Despite those findings, whether neuroinflammation causes an anxious disposition is unclear. In most cases, anxiety is probably triggered by other factors, says Jonathan Godbout, professor of neuroscience at Ohio State University, who was involved in the social defeat study. “But if you have activated microglia thrown into the mix, it’s going to make those behaviors more exaggerated,” he says. 

Injecting rats with the growth factor FGF2 — what Akil calls “the brain’s natural antidepressant” — also alleviates anxiety-like behaviors in the timid rodents under normal conditions, and in both timid and outgoing rats following a mildly stressful experience, according to unpublished work.

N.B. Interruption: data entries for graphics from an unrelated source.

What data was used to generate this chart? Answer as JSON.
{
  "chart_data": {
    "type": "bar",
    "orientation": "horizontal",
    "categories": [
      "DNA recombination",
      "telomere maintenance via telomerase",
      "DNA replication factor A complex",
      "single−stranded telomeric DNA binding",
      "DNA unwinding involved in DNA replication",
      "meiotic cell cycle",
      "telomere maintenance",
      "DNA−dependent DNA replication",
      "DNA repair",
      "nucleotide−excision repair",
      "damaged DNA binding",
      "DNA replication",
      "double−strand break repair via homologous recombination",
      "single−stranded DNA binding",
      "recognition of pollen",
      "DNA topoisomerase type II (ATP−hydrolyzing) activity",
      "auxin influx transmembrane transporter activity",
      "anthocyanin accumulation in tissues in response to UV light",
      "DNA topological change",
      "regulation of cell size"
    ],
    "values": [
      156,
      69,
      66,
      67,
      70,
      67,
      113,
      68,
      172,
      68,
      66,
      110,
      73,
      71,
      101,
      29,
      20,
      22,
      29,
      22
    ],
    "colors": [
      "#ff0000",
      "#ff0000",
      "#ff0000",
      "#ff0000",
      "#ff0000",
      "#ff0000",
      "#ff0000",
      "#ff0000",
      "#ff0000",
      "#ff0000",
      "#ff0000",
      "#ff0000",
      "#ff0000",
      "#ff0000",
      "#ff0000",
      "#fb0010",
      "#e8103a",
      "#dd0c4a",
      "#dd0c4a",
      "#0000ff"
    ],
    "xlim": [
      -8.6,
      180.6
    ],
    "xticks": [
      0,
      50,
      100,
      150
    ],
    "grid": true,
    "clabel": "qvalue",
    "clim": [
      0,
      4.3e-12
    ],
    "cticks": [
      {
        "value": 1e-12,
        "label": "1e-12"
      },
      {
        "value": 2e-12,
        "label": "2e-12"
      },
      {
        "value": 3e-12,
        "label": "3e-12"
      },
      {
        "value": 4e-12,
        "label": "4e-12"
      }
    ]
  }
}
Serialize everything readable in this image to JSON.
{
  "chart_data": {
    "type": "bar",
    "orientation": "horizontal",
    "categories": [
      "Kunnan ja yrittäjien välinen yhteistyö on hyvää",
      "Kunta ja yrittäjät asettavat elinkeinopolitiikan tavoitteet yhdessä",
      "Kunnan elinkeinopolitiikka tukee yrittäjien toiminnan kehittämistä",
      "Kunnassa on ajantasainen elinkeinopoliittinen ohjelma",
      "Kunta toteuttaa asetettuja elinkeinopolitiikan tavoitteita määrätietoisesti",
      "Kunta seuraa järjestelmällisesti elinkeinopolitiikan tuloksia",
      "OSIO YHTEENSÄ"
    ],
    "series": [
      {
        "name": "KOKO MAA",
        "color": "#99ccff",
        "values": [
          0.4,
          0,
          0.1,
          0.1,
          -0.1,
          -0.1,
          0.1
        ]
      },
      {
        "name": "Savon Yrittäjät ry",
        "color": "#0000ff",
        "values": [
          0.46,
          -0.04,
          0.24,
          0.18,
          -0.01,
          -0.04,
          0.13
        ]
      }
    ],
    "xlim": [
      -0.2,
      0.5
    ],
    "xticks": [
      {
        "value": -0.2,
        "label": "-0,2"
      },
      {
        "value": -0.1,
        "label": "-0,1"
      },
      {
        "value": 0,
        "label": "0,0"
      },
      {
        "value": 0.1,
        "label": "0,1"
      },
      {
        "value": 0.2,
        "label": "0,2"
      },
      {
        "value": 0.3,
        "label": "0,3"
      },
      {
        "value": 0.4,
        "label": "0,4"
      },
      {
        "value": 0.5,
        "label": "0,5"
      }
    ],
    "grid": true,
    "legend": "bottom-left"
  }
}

Akil and her colleagues have shown they can boost FGF2 expression in the hippocampus and lower anxiety behaviors in the animals simply by moving them from their standard cage into one filled with toys and obstacle courses, especially in novelty-averse rats. So, too, an enriched home and social life during adolescence can make the animals more resilient to stress in adulthood, a new preprint by the group suggests.

Enhancing the resilience of animals genetically disposed to mood disorders is promising, Patterson says. “It means you’re not stuck in a genetic hole. There are ways out, and that’s encouraging.”

The positive impact of an enriched environment may actually stem from mild stress, she adds. In the same way that moving house can be stressful, being transferred to a new — albeit more exciting — cage might be a little nerve-wracking. Other work shows that adolescent rats subjected to another form of stress — something akin to interrogation tactics — in which they endure a sleepless night on damp bedding, with strobe lights and the scent of a predator, fare better than adult animals in the same situation. And later in life, those adolescent rats also show fewer signs of despair than is typical when forced to swim for long periods, suggesting that the stressful experience in their youth inoculated them against future challenges.

Exactly how mild stress during adolescence exerts its protective effects is unclear but would be interesting to know, Patterson says. “I think about that with my own kids. I look at them and think, what experiences can I give them that will give them that resilience?”